Create a cell array of character vectors.

`A = {'republican' 'democrat'; 'democrat' 'democrat'; 'democrat' 'republican'};`

Convert `A` to a categorical array. Add a category for `independent`.

```valueset = {'democrat' 'republican' 'independent'}; B = categorical(A,valueset)```
```B = 3x2 categorical array republican democrat democrat democrat democrat republican ```

Display the categories of `B`.

`categories(B)`
```ans = 3x1 cell array {'democrat' } {'republican' } {'independent'} ```

Create a numeric array.

`A = [1 3 2; 2 1 3; 3 1 2]`
```A = 1 3 2 2 1 3 3 1 2 ```

Convert `A` to categorical array `B` and specify category names.

`B = categorical(A,[1 2 3],{'red' 'green' 'blue'})`
```B = 3x3 categorical array red blue green green red blue blue red green ```

Display the categories of `B`.

`categories(B)`
```ans = 3x1 cell array {'red' } {'green'} {'blue' } ```

`B` is not an ordinal categorical array. Therefore, you can compare the values in `B` only using the equality operators, `==` and `~=`.

Find the elements that belong to the category `'red'`. Access those elements using logical indexing.

```TF = (B == 'red'); B(TF)```
```ans = 3x1 categorical array red red red ```

Create a 5-by-2 numeric array.

`A = [3 2;3 3;3 2;2 1;3 2]`
```A = 3 2 3 3 3 2 2 1 3 2 ```

Convert `A` to an ordinal categorical array where `1`, `2`, and `3` represent categories `child`, `adult`, and `senior` respectively.

```valueset = [1:3]; catnames = {'child' 'adult' 'senior'}; B = categorical(A,valueset,catnames,'Ordinal',true)```
```B = 5x2 categorical array senior adult senior senior senior adult adult child senior adult ```

Since `B` is ordinal, the categories of `B` have a mathematical ordering, `child < adult < senior`.

Starting in R2017a, you can create string arrays using double quotes. Also, a string array can have missing values, displayed as `<missing>`, without quotation marks.

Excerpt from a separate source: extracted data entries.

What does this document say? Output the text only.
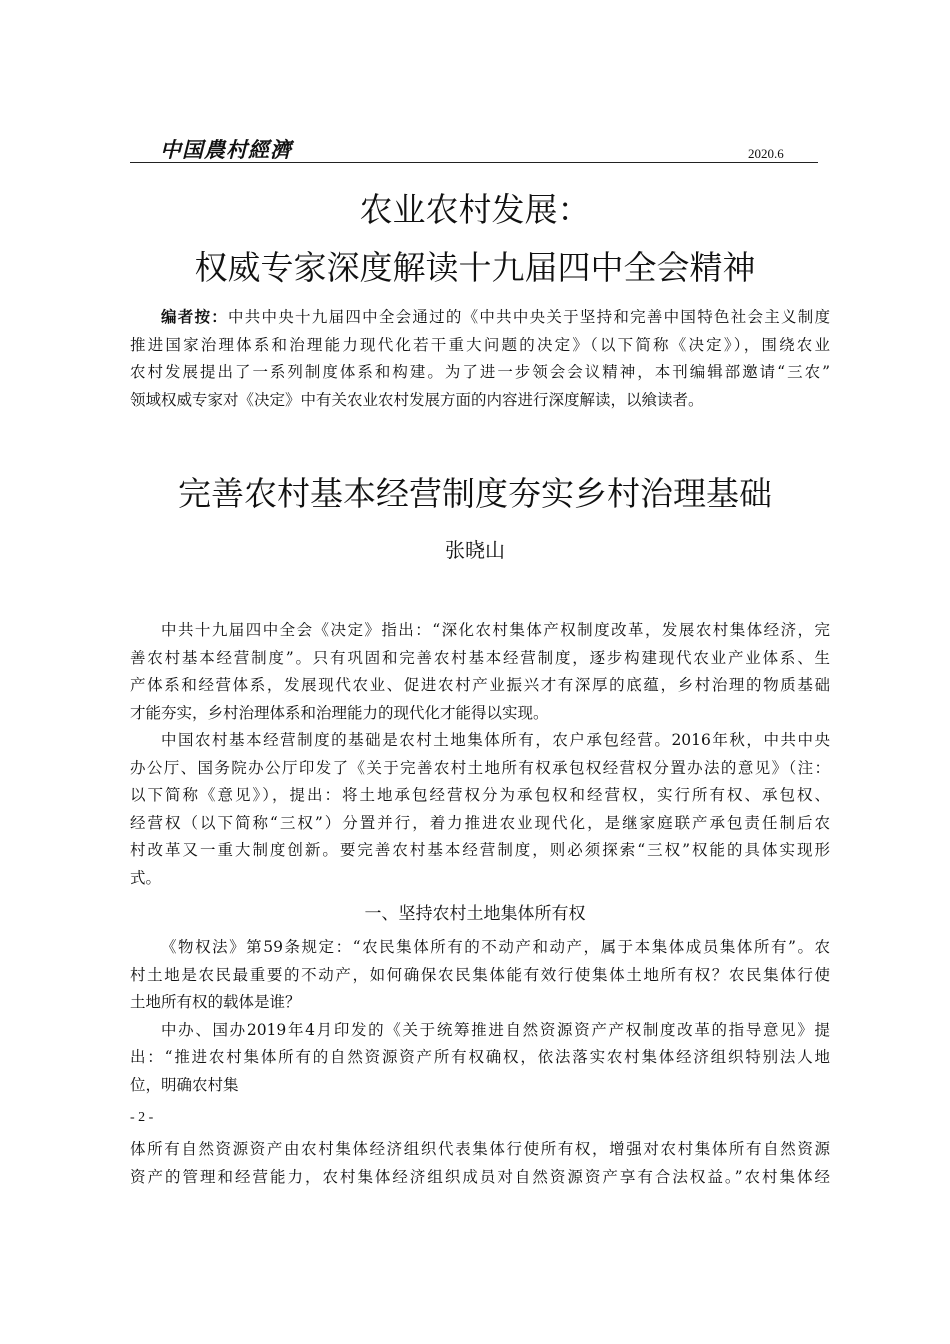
中国農村經濟	2020.6
农业农村发展：
权威专家深度解读十九届四中全会精神
编者按：中共中央十九届四中全会通过的《中共中央关于坚持和完善中国特色社会主义制度
推进国家治理体系和治理能力现代化若干重大问题的决定》（以下简称《决定》），围绕农业
农村发展提出了一系列制度体系和构建。为了进一步领会会议精神，本刊编辑部邀请“三农”
领域权威专家对《决定》中有关农业农村发展方面的内容进行深度解读，以飨读者。
完善农村基本经营制度夯实乡村治理基础
张晓山
中共十九届四中全会《决定》指出：“深化农村集体产权制度改革，发展农村集体经济，完
善农村基本经营制度”。只有巩固和完善农村基本经营制度，逐步构建现代农业产业体系、生
产体系和经营体系，发展现代农业、促进农村产业振兴才有深厚的底蕴，乡村治理的物质基础
才能夯实，乡村治理体系和治理能力的现代化才能得以实现。
中国农村基本经营制度的基础是农村土地集体所有，农户承包经营。2016年秋，中共中央
办公厅、国务院办公厅印发了《关于完善农村土地所有权承包权经营权分置办法的意见》（注：
以下简称《意见》），提出：将土地承包经营权分为承包权和经营权，实行所有权、承包权、
经营权（以下简称“三权”）分置并行，着力推进农业现代化，是继家庭联产承包责任制后农
村改革又一重大制度创新。要完善农村基本经营制度，则必须探索“三权”权能的具体实现形
式。
一、坚持农村土地集体所有权
《物权法》第59条规定：“农民集体所有的不动产和动产，属于本集体成员集体所有”。农
村土地是农民最重要的不动产，如何确保农民集体能有效行使集体土地所有权？农民集体行使
土地所有权的载体是谁？
中办、国办2019年4月印发的《关于统筹推进自然资源资产产权制度改革的指导意见》提
出：“推进农村集体所有的自然资源资产所有权确权，依法落实农村集体经济组织特别法人地
位，明确农村集
- 2 -
体所有自然资源资产由农村集体经济组织代表集体行使所有权，增强对农村集体所有自然资源
资产的管理和经营能力，农村集体经济组织成员对自然资源资产享有合法权益。”农村集体经
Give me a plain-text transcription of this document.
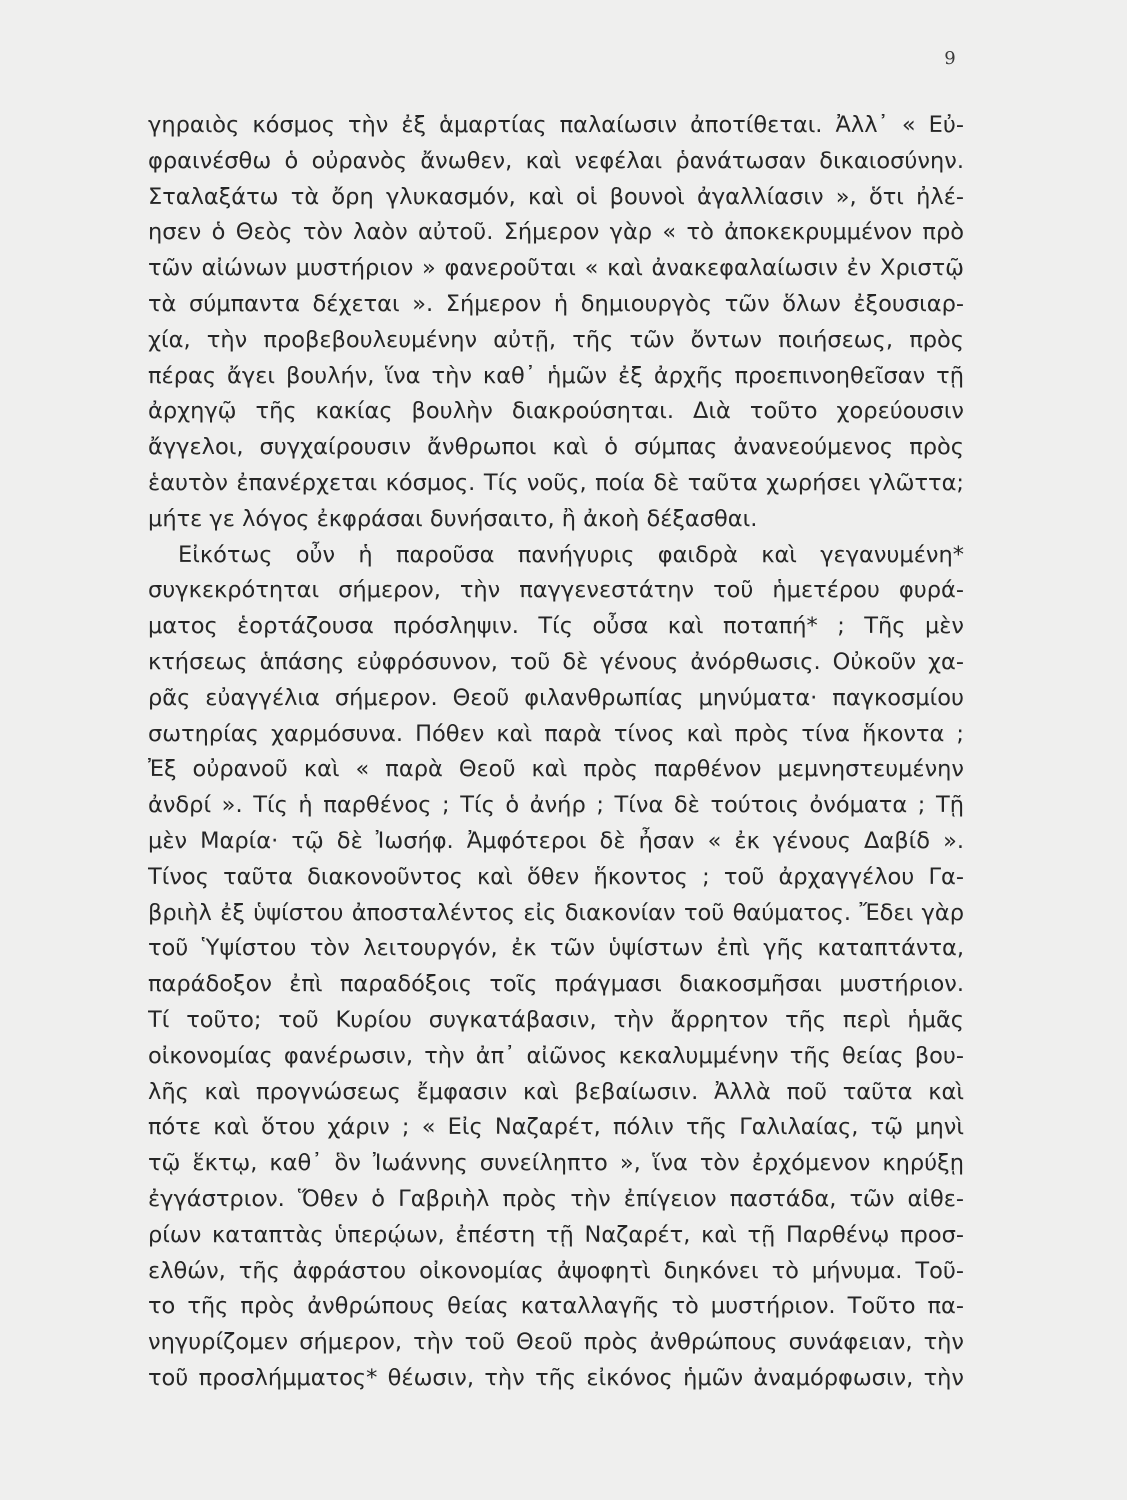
9
γηραιὸς κόσμος τὴν ἐξ ἁμαρτίας παλαίωσιν ἀποτίθεται. Ἀλλ᾽ « Εὐ-
φραινέσθω ὁ οὐρανὸς ἄνωθεν, καὶ νεφέλαι ῥανάτωσαν δικαιοσύνην.
Σταλαξάτω τὰ ὄρη γλυκασμόν, καὶ οἱ βουνοὶ ἀγαλλίασιν », ὅτι ἠλέ-
ησεν ὁ Θεὸς τὸν λαὸν αὐτοῦ. Σήμερον γὰρ « τὸ ἀποκεκρυμμένον πρὸ
τῶν αἰώνων μυστήριον » φανεροῦται « καὶ ἀνακεφαλαίωσιν ἐν Χριστῷ
τὰ σύμπαντα δέχεται ». Σήμερον ἡ δημιουργὸς τῶν ὅλων ἐξουσιαρ-
χία, τὴν προβεβουλευμένην αὐτῇ, τῆς τῶν ὄντων ποιήσεως, πρὸς
πέρας ἄγει βουλήν, ἵνα τὴν καθ᾽ ἡμῶν ἐξ ἀρχῆς προεπινοηθεῖσαν τῇ
ἀρχηγῷ τῆς κακίας βουλὴν διακρούσηται. Διὰ τοῦτο χορεύουσιν
ἄγγελοι, συγχαίρουσιν ἄνθρωποι καὶ ὁ σύμπας ἀνανεούμενος πρὸς
ἑαυτὸν ἐπανέρχεται κόσμος. Τίς νοῦς, ποία δὲ ταῦτα χωρήσει γλῶττα;
μήτε γε λόγος ἐκφράσαι δυνήσαιτο, ἢ ἀκοὴ δέξασθαι.
Εἰκότως οὖν ἡ παροῦσα πανήγυρις φαιδρὰ καὶ γεγανυμένη*
συγκεκρότηται σήμερον, τὴν παγγενεστάτην τοῦ ἡμετέρου φυρά-
ματος ἑορτάζουσα πρόσληψιν. Τίς οὖσα καὶ ποταπή* ; Τῆς μὲν
κτήσεως ἁπάσης εὐφρόσυνον, τοῦ δὲ γένους ἀνόρθωσις. Οὐκοῦν χα-
ρᾶς εὐαγγέλια σήμερον. Θεοῦ φιλανθρωπίας μηνύματα· παγκοσμίου
σωτηρίας χαρμόσυνα. Πόθεν καὶ παρὰ τίνος καὶ πρὸς τίνα ἥκοντα ;
Ἐξ οὐρανοῦ καὶ « παρὰ Θεοῦ καὶ πρὸς παρθένον μεμνηστευμένην
ἀνδρί ». Τίς ἡ παρθένος ; Τίς ὁ ἀνήρ ; Τίνα δὲ τούτοις ὀνόματα ; Τῇ
μὲν Μαρία· τῷ δὲ Ἰωσήφ. Ἀμφότεροι δὲ ἦσαν « ἐκ γένους Δαβίδ ».
Τίνος ταῦτα διακονοῦντος καὶ ὅθεν ἥκοντος ; τοῦ ἀρχαγγέλου Γα-
βριὴλ ἐξ ὑψίστου ἀποσταλέντος εἰς διακονίαν τοῦ θαύματος. Ἔδει γὰρ
τοῦ Ὑψίστου τὸν λειτουργόν, ἐκ τῶν ὑψίστων ἐπὶ γῆς καταπτάντα,
παράδοξον ἐπὶ παραδόξοις τοῖς πράγμασι διακοσμῆσαι μυστήριον.
Τί τοῦτο; τοῦ Κυρίου συγκατάβασιν, τὴν ἄρρητον τῆς περὶ ἡμᾶς
οἰκονομίας φανέρωσιν, τὴν ἀπ᾽ αἰῶνος κεκαλυμμένην τῆς θείας βου-
λῆς καὶ προγνώσεως ἔμφασιν καὶ βεβαίωσιν. Ἀλλὰ ποῦ ταῦτα καὶ
πότε καὶ ὅτου χάριν ; « Εἰς Ναζαρέτ, πόλιν τῆς Γαλιλαίας, τῷ μηνὶ
τῷ ἕκτῳ, καθ᾽ ὃν Ἰωάννης συνείληπτο », ἵνα τὸν ἐρχόμενον κηρύξῃ
ἐγγάστριον. Ὅθεν ὁ Γαβριὴλ πρὸς τὴν ἐπίγειον παστάδα, τῶν αἰθε-
ρίων καταπτὰς ὑπερῴων, ἐπέστη τῇ Ναζαρέτ, καὶ τῇ Παρθένῳ προσ-
ελθών, τῆς ἀφράστου οἰκονομίας ἀψοφητὶ διηκόνει τὸ μήνυμα. Τοῦ-
το τῆς πρὸς ἀνθρώπους θείας καταλλαγῆς τὸ μυστήριον. Τοῦτο πα-
νηγυρίζομεν σήμερον, τὴν τοῦ Θεοῦ πρὸς ἀνθρώπους συνάφειαν, τὴν
τοῦ προσλήμματος* θέωσιν, τὴν τῆς εἰκόνος ἡμῶν ἀναμόρφωσιν, τὴν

`str = ["plane","jet","plane","helicopter",missing,"jet"]`
```str = 1x6 string array "plane" "jet" "plane" "helicopter" <missing> "jet" ```

Convert string array `str` to a categorical array. The `categorical` function converts missing strings to undefined categorical values, displayed as `<undefined>`.

`C = categorical(str)`
```C = 1x6 categorical array plane jet plane helicopter <undefined> jet ```

Use the `discretize` function (instead of `categorical`) to bin 100 random numbers into three categories.

```x = rand(100,1); y = discretize(x,[0 .25 .75 1],'categorical',{'small','medium','large'}); summary(y)```
``` small 22 medium 46 large 32 ```

Alternatives

You also can group numeric data into categories using `discretize`.